Environmental Sociology
The association between societal well-being and environmental quality is an important topic of Sociological inquiry. Environmental Sociology as a subdiscipline within Sociology explores the various forms of interaction between human society and the environment. Environmental Sociologists seek to understand a variety of topics, including agrifood systems, environmentalism as a social movement, the ways in which societal members perceive environmental problems, the origins of human-induced environmental decline, the relationship between population dynamics, health, and the environment, and the role that elites play in harming the environment. The inequitable social distribution of environmental hazards is another central area of Environmental Sociological research, with scholars examining the processes by which socially disadvantaged populations come to experience greater exposures to myriad environmental hazards including natural disasters.

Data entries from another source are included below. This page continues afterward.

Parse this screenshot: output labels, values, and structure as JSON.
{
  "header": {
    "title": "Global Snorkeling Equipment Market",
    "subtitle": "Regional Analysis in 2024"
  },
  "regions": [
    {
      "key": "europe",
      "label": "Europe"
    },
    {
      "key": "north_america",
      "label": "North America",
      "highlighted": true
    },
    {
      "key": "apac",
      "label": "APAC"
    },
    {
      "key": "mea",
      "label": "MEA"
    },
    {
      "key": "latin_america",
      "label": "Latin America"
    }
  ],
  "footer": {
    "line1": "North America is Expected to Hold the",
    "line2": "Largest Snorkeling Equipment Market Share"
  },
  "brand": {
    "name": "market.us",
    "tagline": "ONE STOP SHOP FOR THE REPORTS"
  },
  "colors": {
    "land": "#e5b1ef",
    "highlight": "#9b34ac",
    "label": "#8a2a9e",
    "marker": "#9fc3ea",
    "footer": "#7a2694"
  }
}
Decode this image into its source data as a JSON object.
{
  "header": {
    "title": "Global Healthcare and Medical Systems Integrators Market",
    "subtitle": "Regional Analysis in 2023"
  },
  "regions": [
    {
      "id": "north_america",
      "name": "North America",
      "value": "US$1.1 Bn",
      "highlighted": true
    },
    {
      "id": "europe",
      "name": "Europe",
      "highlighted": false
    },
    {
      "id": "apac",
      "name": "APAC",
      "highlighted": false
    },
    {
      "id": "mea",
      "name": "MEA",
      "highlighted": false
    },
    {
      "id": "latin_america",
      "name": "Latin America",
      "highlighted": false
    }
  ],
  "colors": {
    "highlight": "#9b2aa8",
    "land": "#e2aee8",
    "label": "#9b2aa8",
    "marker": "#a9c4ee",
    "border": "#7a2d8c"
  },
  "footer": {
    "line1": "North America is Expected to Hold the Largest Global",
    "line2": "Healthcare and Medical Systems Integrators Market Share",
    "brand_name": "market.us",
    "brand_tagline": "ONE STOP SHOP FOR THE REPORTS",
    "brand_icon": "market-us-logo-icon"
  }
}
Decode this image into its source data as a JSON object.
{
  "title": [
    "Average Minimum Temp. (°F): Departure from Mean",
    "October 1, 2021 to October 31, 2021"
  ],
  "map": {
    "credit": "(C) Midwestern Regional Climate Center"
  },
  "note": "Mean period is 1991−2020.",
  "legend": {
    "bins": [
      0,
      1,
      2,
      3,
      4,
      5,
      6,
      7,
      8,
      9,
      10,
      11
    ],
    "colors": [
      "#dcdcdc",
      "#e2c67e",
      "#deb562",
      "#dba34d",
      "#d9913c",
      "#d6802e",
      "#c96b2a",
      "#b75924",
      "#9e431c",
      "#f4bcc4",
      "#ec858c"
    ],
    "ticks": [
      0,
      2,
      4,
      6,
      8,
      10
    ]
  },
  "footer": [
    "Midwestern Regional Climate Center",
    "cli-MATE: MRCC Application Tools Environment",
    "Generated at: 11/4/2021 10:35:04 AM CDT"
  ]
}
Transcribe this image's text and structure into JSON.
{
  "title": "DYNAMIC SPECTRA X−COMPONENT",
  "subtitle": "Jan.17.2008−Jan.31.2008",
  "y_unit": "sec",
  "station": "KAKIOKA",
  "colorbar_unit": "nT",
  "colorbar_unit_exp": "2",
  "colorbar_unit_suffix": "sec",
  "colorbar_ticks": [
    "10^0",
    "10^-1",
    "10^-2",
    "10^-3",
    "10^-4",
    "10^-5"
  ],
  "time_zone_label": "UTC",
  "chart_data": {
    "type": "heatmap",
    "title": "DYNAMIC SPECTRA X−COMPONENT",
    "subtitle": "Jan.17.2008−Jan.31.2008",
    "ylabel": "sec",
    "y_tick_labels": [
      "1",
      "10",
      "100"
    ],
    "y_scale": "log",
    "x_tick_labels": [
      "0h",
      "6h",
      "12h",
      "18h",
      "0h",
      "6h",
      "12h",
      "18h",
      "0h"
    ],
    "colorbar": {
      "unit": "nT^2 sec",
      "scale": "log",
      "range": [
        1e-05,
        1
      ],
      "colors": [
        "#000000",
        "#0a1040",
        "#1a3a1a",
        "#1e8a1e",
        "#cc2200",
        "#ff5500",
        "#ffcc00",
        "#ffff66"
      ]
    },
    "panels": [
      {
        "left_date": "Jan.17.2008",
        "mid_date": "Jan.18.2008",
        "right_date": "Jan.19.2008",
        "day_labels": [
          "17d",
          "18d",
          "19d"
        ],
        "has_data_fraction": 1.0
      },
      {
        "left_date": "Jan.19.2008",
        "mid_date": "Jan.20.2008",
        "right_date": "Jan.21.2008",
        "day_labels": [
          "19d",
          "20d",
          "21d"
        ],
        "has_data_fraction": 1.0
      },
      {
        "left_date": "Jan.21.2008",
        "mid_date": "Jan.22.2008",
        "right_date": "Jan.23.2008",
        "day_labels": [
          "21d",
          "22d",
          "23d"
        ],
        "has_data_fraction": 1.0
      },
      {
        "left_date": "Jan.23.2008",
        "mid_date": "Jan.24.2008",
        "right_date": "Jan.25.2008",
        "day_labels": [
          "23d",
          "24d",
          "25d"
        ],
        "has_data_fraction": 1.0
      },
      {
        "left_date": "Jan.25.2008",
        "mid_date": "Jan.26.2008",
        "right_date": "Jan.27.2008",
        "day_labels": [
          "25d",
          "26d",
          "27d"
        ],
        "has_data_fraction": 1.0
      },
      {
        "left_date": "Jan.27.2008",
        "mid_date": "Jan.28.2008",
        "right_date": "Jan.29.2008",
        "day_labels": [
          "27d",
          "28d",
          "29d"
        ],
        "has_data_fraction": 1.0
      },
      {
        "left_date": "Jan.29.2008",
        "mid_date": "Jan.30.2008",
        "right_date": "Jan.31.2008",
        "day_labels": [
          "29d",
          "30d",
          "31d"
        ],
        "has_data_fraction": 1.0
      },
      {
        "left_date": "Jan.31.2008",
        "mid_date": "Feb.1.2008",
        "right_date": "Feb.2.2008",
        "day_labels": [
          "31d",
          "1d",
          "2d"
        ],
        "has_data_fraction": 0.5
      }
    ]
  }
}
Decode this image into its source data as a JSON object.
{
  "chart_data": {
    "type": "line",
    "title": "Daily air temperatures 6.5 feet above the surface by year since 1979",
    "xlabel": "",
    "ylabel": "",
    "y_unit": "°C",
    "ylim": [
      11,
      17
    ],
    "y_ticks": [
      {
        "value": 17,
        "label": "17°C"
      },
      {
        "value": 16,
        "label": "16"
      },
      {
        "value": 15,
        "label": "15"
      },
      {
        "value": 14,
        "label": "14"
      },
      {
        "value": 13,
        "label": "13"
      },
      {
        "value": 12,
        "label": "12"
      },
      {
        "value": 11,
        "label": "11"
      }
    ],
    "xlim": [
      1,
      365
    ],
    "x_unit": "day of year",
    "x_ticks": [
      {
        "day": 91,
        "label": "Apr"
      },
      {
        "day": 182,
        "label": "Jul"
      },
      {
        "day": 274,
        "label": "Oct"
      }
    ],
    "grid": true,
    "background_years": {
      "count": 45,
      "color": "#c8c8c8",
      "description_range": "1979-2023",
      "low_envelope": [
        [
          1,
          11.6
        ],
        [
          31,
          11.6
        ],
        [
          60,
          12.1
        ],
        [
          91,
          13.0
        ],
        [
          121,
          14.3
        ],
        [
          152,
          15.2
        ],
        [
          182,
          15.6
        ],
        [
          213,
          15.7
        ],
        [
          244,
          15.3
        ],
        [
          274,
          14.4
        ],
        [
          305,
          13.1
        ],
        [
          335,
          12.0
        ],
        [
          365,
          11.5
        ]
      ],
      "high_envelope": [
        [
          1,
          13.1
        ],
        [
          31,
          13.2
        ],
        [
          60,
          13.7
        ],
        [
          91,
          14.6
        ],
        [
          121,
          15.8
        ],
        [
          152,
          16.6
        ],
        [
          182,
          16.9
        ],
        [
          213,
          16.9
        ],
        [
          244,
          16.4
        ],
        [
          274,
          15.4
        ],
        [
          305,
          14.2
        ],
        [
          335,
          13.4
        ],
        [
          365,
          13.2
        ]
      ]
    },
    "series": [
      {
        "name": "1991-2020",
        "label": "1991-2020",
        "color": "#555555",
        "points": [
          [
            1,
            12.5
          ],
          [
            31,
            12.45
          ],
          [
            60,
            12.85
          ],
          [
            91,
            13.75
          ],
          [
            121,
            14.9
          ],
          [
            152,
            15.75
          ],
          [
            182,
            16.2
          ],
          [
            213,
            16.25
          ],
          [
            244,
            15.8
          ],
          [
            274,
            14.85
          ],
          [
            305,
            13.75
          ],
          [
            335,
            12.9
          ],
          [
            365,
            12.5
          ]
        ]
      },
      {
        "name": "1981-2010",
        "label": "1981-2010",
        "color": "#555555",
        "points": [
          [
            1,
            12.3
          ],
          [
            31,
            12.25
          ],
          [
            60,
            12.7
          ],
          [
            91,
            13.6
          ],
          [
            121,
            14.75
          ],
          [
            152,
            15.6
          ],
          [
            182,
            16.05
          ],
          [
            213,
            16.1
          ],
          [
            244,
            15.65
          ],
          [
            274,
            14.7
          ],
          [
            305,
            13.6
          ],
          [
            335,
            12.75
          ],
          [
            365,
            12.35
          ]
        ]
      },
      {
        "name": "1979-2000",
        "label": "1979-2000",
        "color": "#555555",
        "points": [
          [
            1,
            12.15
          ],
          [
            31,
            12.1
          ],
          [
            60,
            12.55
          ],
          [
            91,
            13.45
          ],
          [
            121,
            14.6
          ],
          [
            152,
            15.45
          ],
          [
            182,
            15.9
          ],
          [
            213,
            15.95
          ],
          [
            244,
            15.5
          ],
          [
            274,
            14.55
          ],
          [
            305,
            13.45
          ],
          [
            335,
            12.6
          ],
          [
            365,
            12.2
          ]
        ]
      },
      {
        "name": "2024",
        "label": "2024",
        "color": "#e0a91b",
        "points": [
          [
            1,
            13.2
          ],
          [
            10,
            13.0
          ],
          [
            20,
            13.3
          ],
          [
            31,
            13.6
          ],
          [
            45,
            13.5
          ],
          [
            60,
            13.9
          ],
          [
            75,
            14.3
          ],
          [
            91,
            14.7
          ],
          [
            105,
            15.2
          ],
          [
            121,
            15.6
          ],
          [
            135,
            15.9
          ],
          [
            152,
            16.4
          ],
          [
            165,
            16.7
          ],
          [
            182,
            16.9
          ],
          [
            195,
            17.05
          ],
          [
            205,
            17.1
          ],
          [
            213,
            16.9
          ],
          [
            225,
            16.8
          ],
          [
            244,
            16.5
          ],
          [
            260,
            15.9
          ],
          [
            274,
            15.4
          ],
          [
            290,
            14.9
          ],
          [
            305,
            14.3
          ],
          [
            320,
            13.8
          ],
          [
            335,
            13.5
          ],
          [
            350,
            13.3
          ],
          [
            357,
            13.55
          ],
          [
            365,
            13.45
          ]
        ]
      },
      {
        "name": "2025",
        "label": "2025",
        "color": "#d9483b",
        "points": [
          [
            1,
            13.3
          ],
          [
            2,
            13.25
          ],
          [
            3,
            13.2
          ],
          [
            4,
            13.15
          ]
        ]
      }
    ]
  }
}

Environmental Sociology represents one of several focal areas of research and teaching in the Department of Sociology at the University of Colorado at Boulder. Incoming students may explore any topical area within Environmental Sociology, but our faculty’s specific expertise includes population-environment dynamics, agrifood systems, environmental inequality and justice, environmental hazards and disasters, environmental regulatory agency dynamics, the sources of variation in power plants’ carbon dioxide emissions, and the role that elite-controlled institutions play in harming the environment. Complementing these strengths, faculty in the Sociology Department’s other concentrations conduct research in areas that strongly inform environmental sociology, including gender and race relations, population-health dynamics, political economy, criminology, and the governance of commodity chains.